原文
翻譯 :OSSLab vxr, thx 校對:
摘要/Abstract -- IO Processors (IOP) are key elements for storage application to attach to a Host the maximum number of IO's such as RAID disks, capable for high speed data movement between the Host and these IO's and able to perform function such as parity computation for RAID (Redundant Array of Independent/Inexpensive Disks) applications. A second generation [1] 800MHz PowerPC SOC working with 800MHz DDR2 SDRAM memory and on-chip L2 cache, executes up to 1600 DMIPS is described in this paper. It is designed around an high speed central bus (12.8 GBytes/sec PLB) with crossbar switch capability, integrating 3 PCI express ports, plus one PCI-X DDR interface and RAID 5 & 6 hardware accelerator. The RAID 6 algorithm implement 2 disk parities, with the second Q parity generation based on the finite Galois Field (GF) Primitive Polynomial functions. The SOC has been implemented in a 0.13 um, 1.5 V nominal-supply, bulk CMOS process. Active power consumption is 8W typical when all the IP run simultaneously.

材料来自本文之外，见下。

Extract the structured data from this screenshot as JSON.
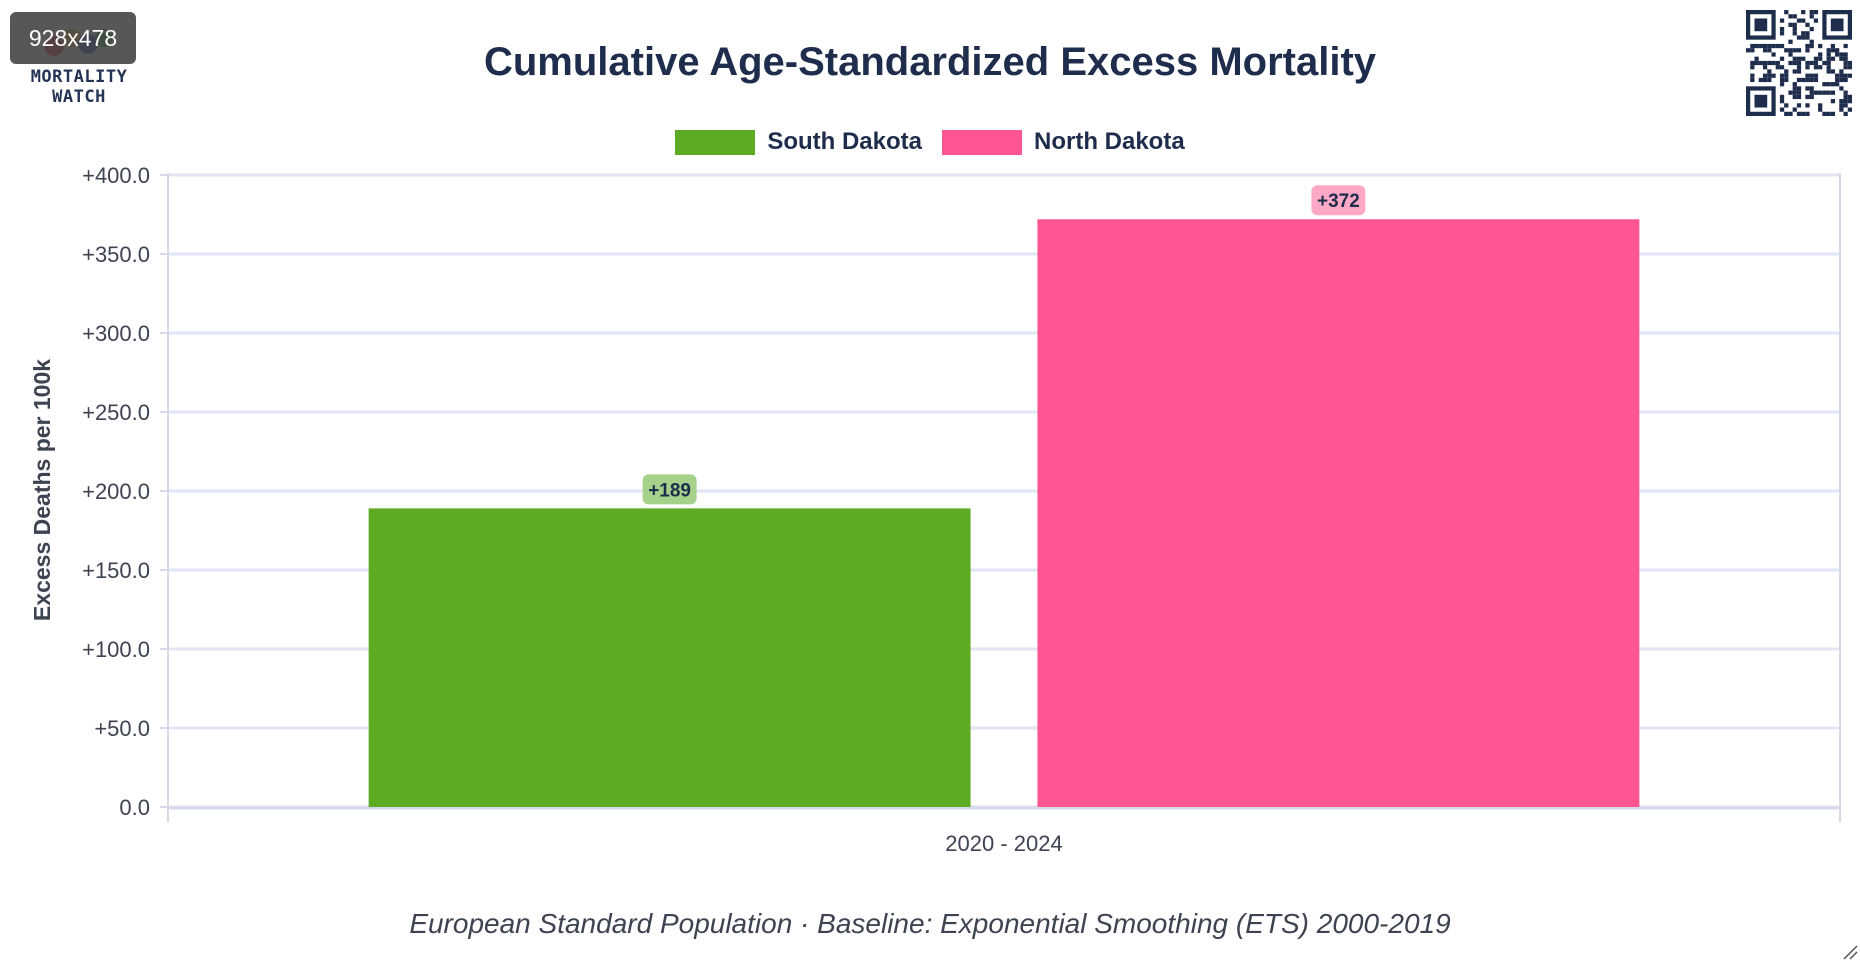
{
  "viewport_badge": "928x478",
  "logo": {
    "line1": "MORTALITY",
    "line2": "WATCH"
  },
  "footnote": "European Standard Population · Baseline: Exponential Smoothing (ETS) 2000-2019",
  "chart_data": {
    "type": "bar",
    "title": "Cumulative Age-Standardized Excess Mortality",
    "xlabel": "",
    "ylabel": "Excess Deaths per 100k",
    "categories": [
      "2020 - 2024"
    ],
    "series": [
      {
        "name": "South Dakota",
        "values": [
          189
        ],
        "color": "#5dab22",
        "label_bg": "#a6d18a",
        "data_labels": [
          "+189"
        ]
      },
      {
        "name": "North Dakota",
        "values": [
          372
        ],
        "color": "#ff5592",
        "label_bg": "#ffa9c6",
        "data_labels": [
          "+372"
        ]
      }
    ],
    "ylim": [
      0,
      400
    ],
    "y_ticks": [
      0,
      50,
      100,
      150,
      200,
      250,
      300,
      350,
      400
    ],
    "y_tick_labels": [
      "0.0",
      "+50.0",
      "+100.0",
      "+150.0",
      "+200.0",
      "+250.0",
      "+300.0",
      "+350.0",
      "+400.0"
    ],
    "grid": true,
    "legend_position": "top-center"
  },
  "colors": {
    "title": "#1f2d4d",
    "axis_text": "#3d4350",
    "grid": "#e1e4f4",
    "axis_line": "#d6d9ec"
  }
}
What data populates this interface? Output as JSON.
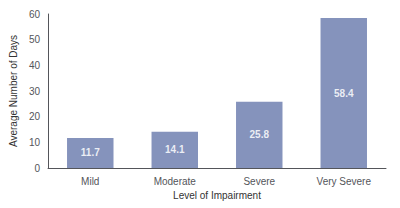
{
  "chart_data": {
    "type": "bar",
    "categories": [
      "Mild",
      "Moderate",
      "Severe",
      "Very Severe"
    ],
    "values": [
      11.7,
      14.1,
      25.8,
      58.4
    ],
    "color": "#7080b0",
    "xlabel": "Level of Impairment",
    "ylabel": "Average Number of Days",
    "ylim": [
      0,
      60
    ],
    "yticks": [
      0,
      10,
      20,
      30,
      40,
      50,
      60
    ],
    "grid": false,
    "data_labels": true
  }
}
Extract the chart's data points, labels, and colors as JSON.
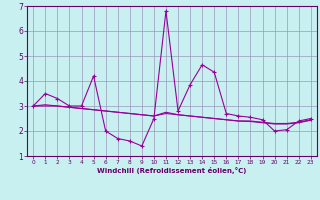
{
  "xlabel": "Windchill (Refroidissement éolien,°C)",
  "bg_color": "#c8f0f0",
  "line_color": "#990099",
  "marker_color": "#990099",
  "grid_color": "#9999bb",
  "axis_color": "#660066",
  "tick_color": "#660066",
  "xlim": [
    -0.5,
    23.5
  ],
  "ylim": [
    1,
    7
  ],
  "yticks": [
    1,
    2,
    3,
    4,
    5,
    6,
    7
  ],
  "xticks": [
    0,
    1,
    2,
    3,
    4,
    5,
    6,
    7,
    8,
    9,
    10,
    11,
    12,
    13,
    14,
    15,
    16,
    17,
    18,
    19,
    20,
    21,
    22,
    23
  ],
  "series1_x": [
    0,
    1,
    2,
    3,
    4,
    5,
    6,
    7,
    8,
    9,
    10,
    11,
    12,
    13,
    14,
    15,
    16,
    17,
    18,
    19,
    20,
    21,
    22,
    23
  ],
  "series1_y": [
    3.0,
    3.5,
    3.3,
    3.0,
    3.0,
    4.2,
    2.0,
    1.7,
    1.6,
    1.4,
    2.5,
    6.8,
    2.8,
    3.85,
    4.65,
    4.35,
    2.7,
    2.6,
    2.55,
    2.45,
    2.0,
    2.05,
    2.4,
    2.5
  ],
  "series2_x": [
    0,
    1,
    2,
    3,
    4,
    5,
    6,
    7,
    8,
    9,
    10,
    11,
    12,
    13,
    14,
    15,
    16,
    17,
    18,
    19,
    20,
    21,
    22,
    23
  ],
  "series2_y": [
    3.0,
    3.0,
    3.0,
    2.95,
    2.9,
    2.85,
    2.8,
    2.75,
    2.7,
    2.65,
    2.6,
    2.75,
    2.65,
    2.6,
    2.55,
    2.5,
    2.45,
    2.4,
    2.4,
    2.35,
    2.3,
    2.3,
    2.35,
    2.45
  ],
  "series3_x": [
    0,
    1,
    2,
    3,
    4,
    5,
    6,
    7,
    8,
    9,
    10,
    11,
    12,
    13,
    14,
    15,
    16,
    17,
    18,
    19,
    20,
    21,
    22,
    23
  ],
  "series3_y": [
    3.0,
    3.05,
    3.0,
    2.95,
    2.9,
    2.85,
    2.8,
    2.75,
    2.7,
    2.65,
    2.6,
    2.7,
    2.65,
    2.6,
    2.55,
    2.5,
    2.45,
    2.4,
    2.38,
    2.33,
    2.28,
    2.28,
    2.33,
    2.43
  ],
  "tick_fontsize_x": 4.2,
  "tick_fontsize_y": 5.5,
  "xlabel_fontsize": 5.0
}
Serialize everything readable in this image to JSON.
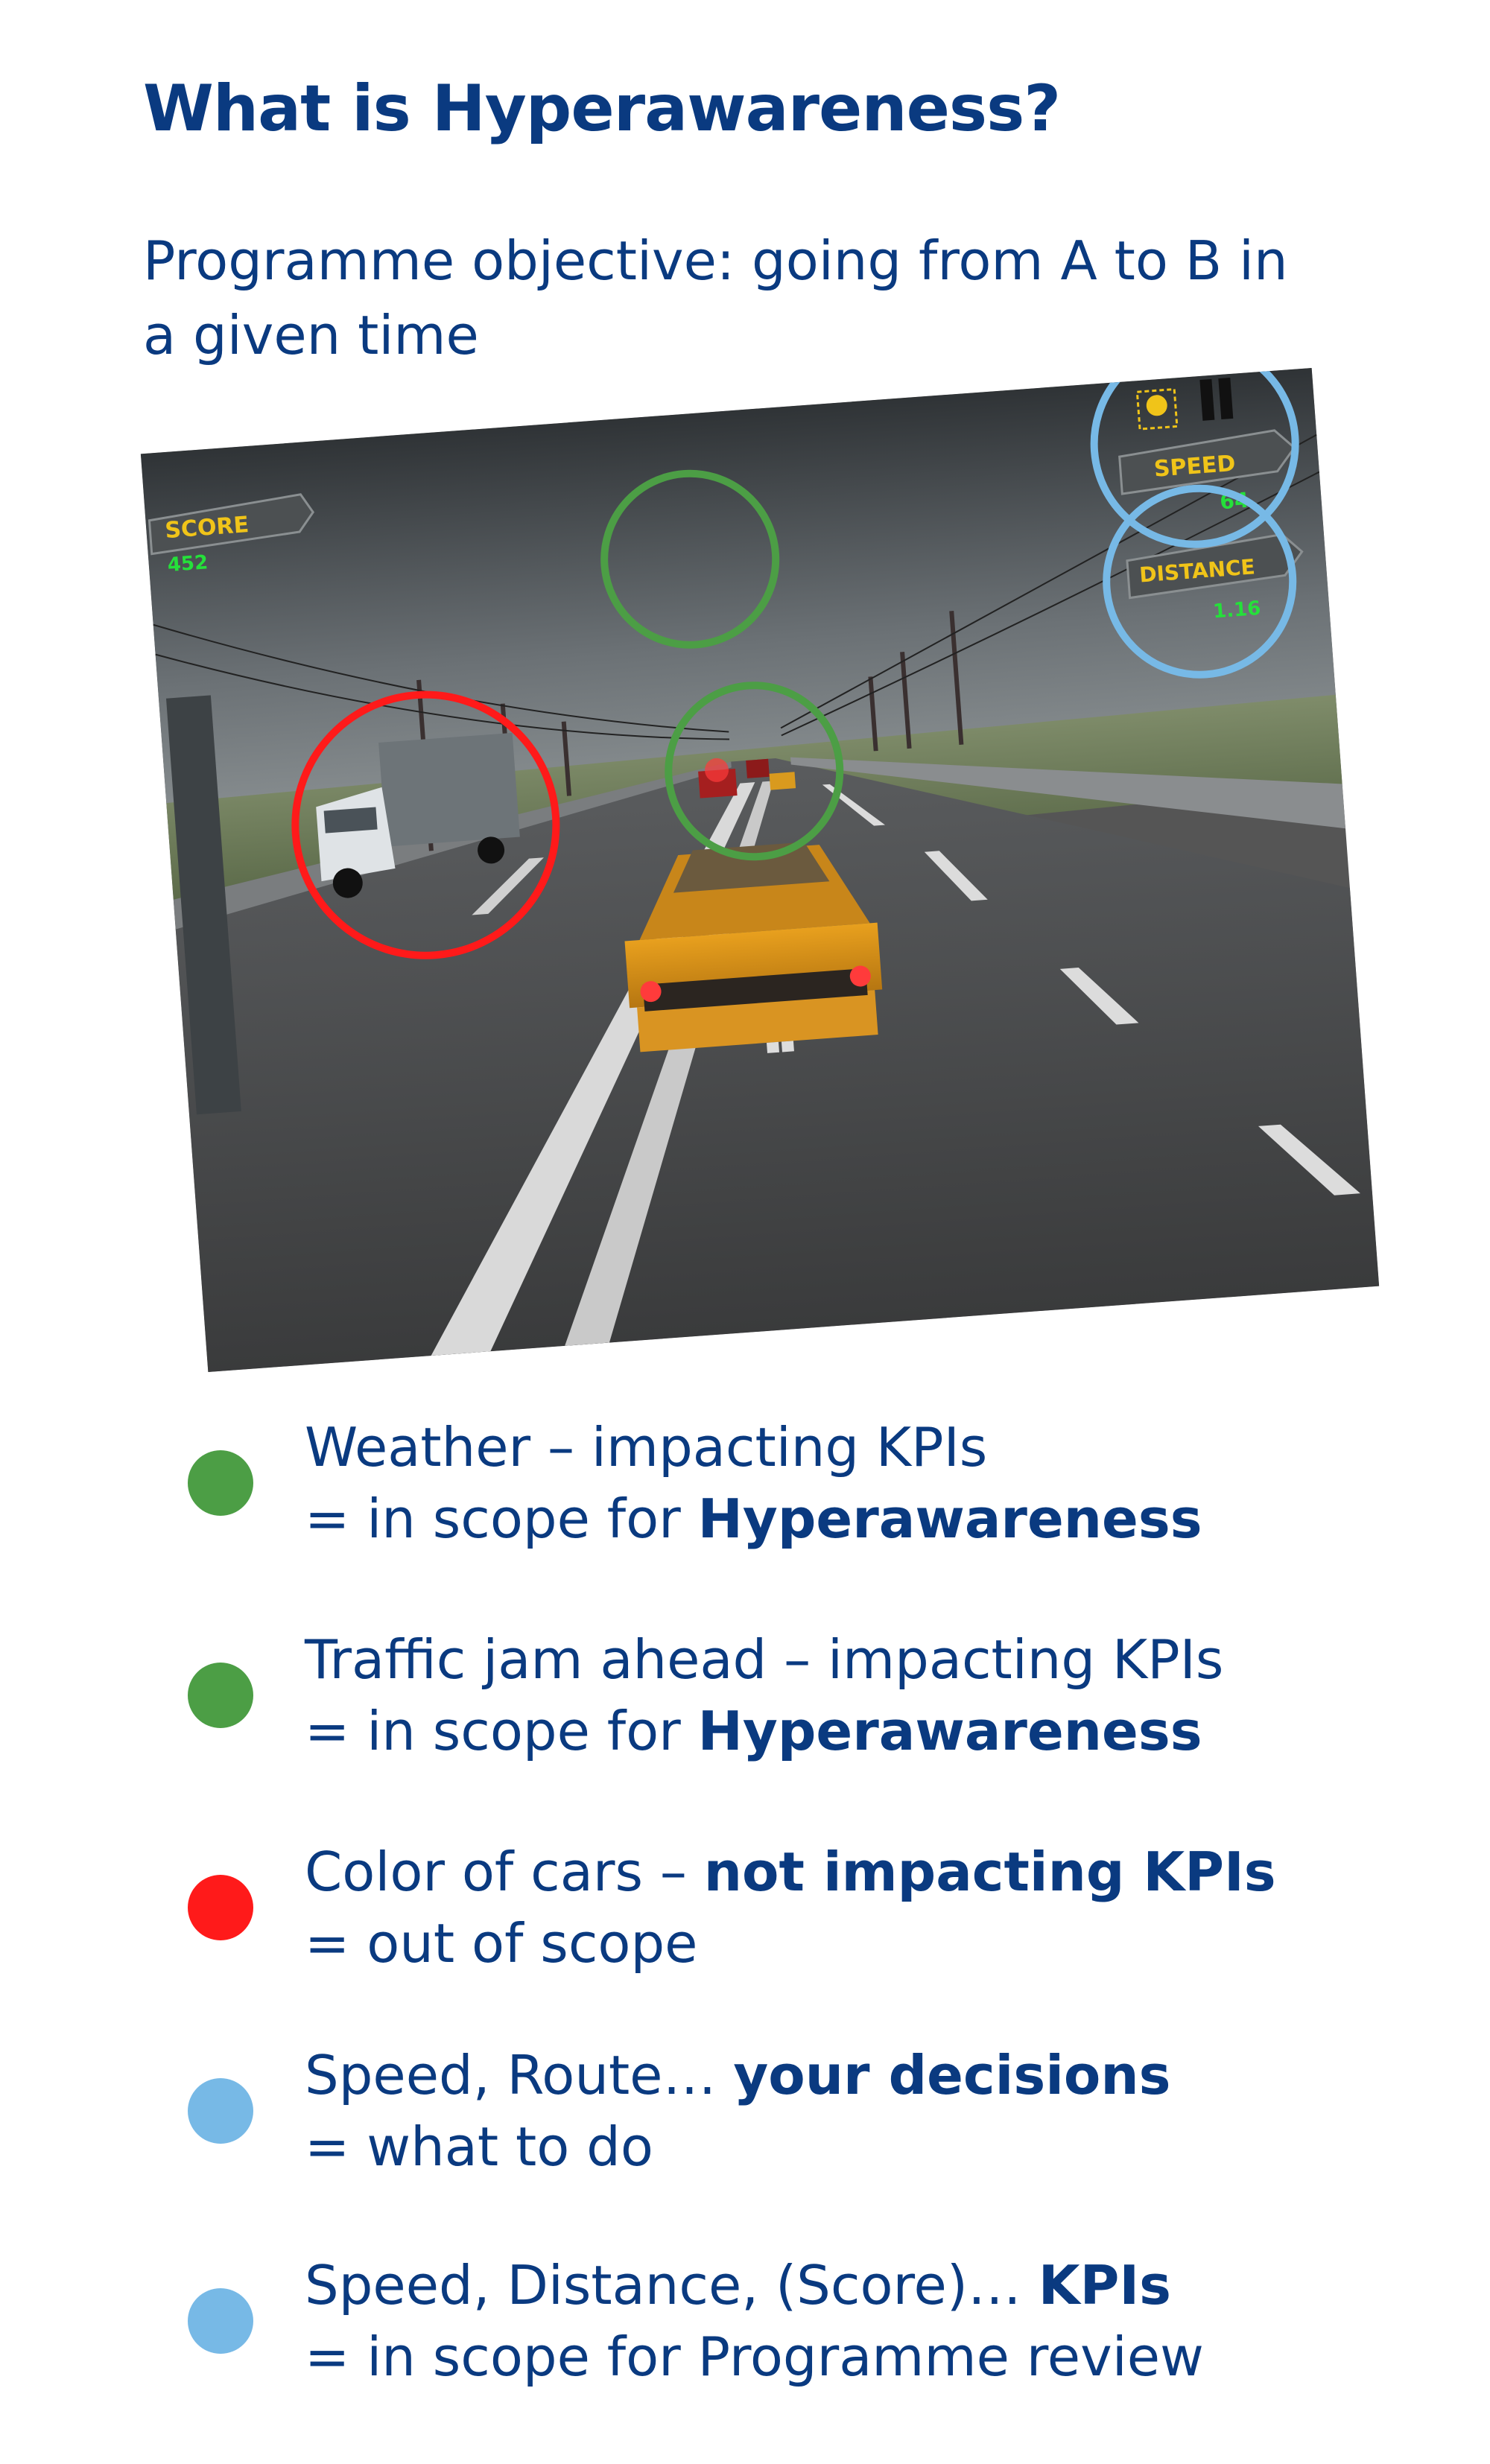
{
  "title": "What is Hyperawareness?",
  "subtitle": "Programme objective: going from A to B in a given time",
  "game_hud": {
    "score_label": "SCORE",
    "score_value": "452",
    "speed_label": "SPEED",
    "speed_value": "64",
    "distance_label": "DISTANCE",
    "distance_value": "1.16"
  },
  "colors": {
    "green": "#4c9e45",
    "red": "#ff1a1a",
    "light_blue": "#77b9e6",
    "navy": "#0a3a80"
  },
  "legend": [
    {
      "color": "#4c9e45",
      "line1": "Weather – impacting KPIs",
      "line2_prefix": "= in scope for ",
      "line2_bold": "Hyperawareness"
    },
    {
      "color": "#4c9e45",
      "line1": "Traffic jam ahead – impacting KPIs",
      "line2_prefix": "= in scope for ",
      "line2_bold": "Hyperawareness"
    },
    {
      "color": "#ff1a1a",
      "line1_prefix": "Color of cars – ",
      "line1_bold": "not impacting KPIs",
      "line2": "= out of scope"
    },
    {
      "color": "#77b9e6",
      "line1_prefix": "Speed, Route… ",
      "line1_bold": "your decisions",
      "line2": "= what to do"
    },
    {
      "color": "#77b9e6",
      "line1_prefix": "Speed, Distance, (Score)… ",
      "line1_bold": "KPIs",
      "line2": "= in scope for Programme review"
    }
  ]
}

IO Processors (IOP)對於連接主機(Host)上大量IO裝置如RAID磁盤的儲存應用來說是個關鍵要點, 能提供Host與這些IO裝置之間進行高速資料移動並且能執行一些RAID應用的功能, 像是奇偶校驗計算. 這份文件描述了一顆第二代 800MHz SoC, 使用800MHz DDR2 SDRAM記憶體和二階內置快取, 執行運算達到1600DMIPS(Dhrystone MIPS: 一種整數計算運算量的表示方式, 相對於MFLOPS的浮點運算量來說). 這顆SoC被設計圍繞在一條交錯式交換功能(crossbar switch capability)的中央高速匯流排(PLB獲得的頻寬達到12.8GB/s), 整合三組PCI express端口, 增加的一條PCI-X DDR介面和RAID 5&6硬體加速器之中. RAID 6演算法實作2磁盤基偶校驗, 使用基於有限Galois Field (GF)本質多項式產生第二個Q基偶校驗數據( second Q parity). 這顆SoC實作在0.13微米, 標示1.5V電壓, CMOS體積的製程. 當全部的IP(IP core: Intellectual Property core=>指那些特殊的ASIC或著FPGA邏輯電路區塊)運行時,主動式電源消耗典型為8w.
I-介紹/INTRODUCTION
This paper describes a PowerPC system-on-a-chip (SOC) which is intended to address the high-performance RAID market segment. The SOC uses IBM's Core-Connect technology [2] to integrate a rich set of features including a DDRII-800 SDRAM controller, three 2.5Gb/s PCI-Express interfaces[3], hardware accelerated XOR for RAID 5 and RAID 6, I2O messaging, three DMA controllers, a 1Gb Ethernet port, a parallel peripheral Bus, three UARTs, general purpose IO, general purpose timers, and two IIC buses.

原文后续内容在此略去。